Wales politics

Porn easier to talk about than faith, Stephen Crabb says

Stephen Crabb

Watching porn or smoking drugs is easier for politicians to admit to than praying to God, Welsh Secretary Stephen Crabb has said.

In a lecture on faith and politics, he said talking about prayer was a "total no-go area" for a UK prime minister.

A practising Christian, Mr Crabb warned that faith was being pushed to the margins of national life.

He said it left a society "less resilient to the poison of the extremists".

Giving the Wilberforce lecture to the Conservative Christian Fellowship on Tuesday, Mr Crabb said: "Muslim families I have spoken to know that they face a battle to save their young people from the poison of extremism.

"They know they are not sighted on what their children are doing online, and fear them turning their backs on the mosque for other forms of religious exploration."

He added: "If you are a young Muslim growing up in east London, Cardiff or Luton, the only time - the only time - you will see your faith being mentioned in mainstream British media is in connection with death and violence.

"That has consequences, especially when there are complex issues of identity involved."

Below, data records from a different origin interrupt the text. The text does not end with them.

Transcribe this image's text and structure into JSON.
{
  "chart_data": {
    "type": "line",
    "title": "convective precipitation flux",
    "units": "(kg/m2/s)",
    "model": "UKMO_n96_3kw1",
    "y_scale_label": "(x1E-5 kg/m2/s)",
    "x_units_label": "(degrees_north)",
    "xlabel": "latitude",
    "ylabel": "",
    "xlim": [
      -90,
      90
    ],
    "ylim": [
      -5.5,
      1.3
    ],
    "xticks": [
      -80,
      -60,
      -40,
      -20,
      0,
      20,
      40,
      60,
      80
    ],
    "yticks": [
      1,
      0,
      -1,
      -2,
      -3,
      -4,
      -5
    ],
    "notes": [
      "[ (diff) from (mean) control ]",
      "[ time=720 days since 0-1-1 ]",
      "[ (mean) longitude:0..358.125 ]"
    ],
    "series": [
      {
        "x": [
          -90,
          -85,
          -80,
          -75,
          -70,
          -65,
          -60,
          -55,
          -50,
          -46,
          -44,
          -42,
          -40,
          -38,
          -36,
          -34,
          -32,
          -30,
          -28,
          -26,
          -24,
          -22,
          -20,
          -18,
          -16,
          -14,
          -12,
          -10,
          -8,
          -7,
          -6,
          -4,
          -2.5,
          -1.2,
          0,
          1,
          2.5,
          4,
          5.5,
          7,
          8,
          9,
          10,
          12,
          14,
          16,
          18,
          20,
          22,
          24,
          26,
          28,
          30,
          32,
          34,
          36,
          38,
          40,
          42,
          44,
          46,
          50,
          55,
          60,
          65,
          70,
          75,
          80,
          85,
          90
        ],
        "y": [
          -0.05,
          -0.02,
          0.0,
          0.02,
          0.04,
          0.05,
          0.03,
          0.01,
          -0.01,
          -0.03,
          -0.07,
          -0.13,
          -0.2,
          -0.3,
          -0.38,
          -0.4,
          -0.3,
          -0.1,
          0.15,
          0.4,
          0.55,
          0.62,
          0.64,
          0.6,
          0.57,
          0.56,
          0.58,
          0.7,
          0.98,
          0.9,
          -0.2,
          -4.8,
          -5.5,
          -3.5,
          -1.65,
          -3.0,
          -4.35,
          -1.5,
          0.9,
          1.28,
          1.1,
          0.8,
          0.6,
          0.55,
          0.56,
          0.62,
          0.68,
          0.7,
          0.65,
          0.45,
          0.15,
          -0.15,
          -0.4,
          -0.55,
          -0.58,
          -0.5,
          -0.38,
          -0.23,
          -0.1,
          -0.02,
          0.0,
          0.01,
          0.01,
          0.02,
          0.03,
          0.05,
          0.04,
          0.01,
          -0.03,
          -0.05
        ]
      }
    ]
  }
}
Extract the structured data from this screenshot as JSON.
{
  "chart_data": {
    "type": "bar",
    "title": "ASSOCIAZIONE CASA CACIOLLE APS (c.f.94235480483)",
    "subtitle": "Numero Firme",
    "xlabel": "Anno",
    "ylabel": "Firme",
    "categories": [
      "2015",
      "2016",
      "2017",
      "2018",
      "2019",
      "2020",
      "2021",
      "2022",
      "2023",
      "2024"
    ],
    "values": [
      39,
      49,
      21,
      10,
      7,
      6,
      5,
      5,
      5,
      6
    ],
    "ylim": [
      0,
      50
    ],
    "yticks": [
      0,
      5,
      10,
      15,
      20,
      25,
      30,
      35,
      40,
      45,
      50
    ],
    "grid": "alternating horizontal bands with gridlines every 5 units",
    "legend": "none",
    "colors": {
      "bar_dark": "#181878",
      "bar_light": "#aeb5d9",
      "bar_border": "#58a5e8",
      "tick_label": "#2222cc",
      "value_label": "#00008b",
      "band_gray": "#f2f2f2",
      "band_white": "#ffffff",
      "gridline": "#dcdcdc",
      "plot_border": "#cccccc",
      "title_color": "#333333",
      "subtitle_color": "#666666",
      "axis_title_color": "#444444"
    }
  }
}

Image copyright Church of England
Image caption Leading cinemas have refused to show a Church of England advert featuring the Lord's Prayer

Warning of a "creeping intolerance" towards Christianity and religion, the Conservative Cabinet minister said "hard-edged secularism" had created "an enormous chilling effect" in workplaces that prevented people talking openly about their beliefs.

"I have never found it easy as a politician to talk about my faith," he said.

"In an age where every word is watched for something that can be construed as a gaffe, off-message or representing some bigoted or irrational attitude, it is a topic which many of us steer clear of.

"It kind of makes life simpler."

Mr Crabb criticised the decision of leading UK cinema chains not to show adverts for the Church of England.

"I believe this incident reflects a broader shift within our society which places one of our core freedoms - that is freedom of religion - under threat," he said.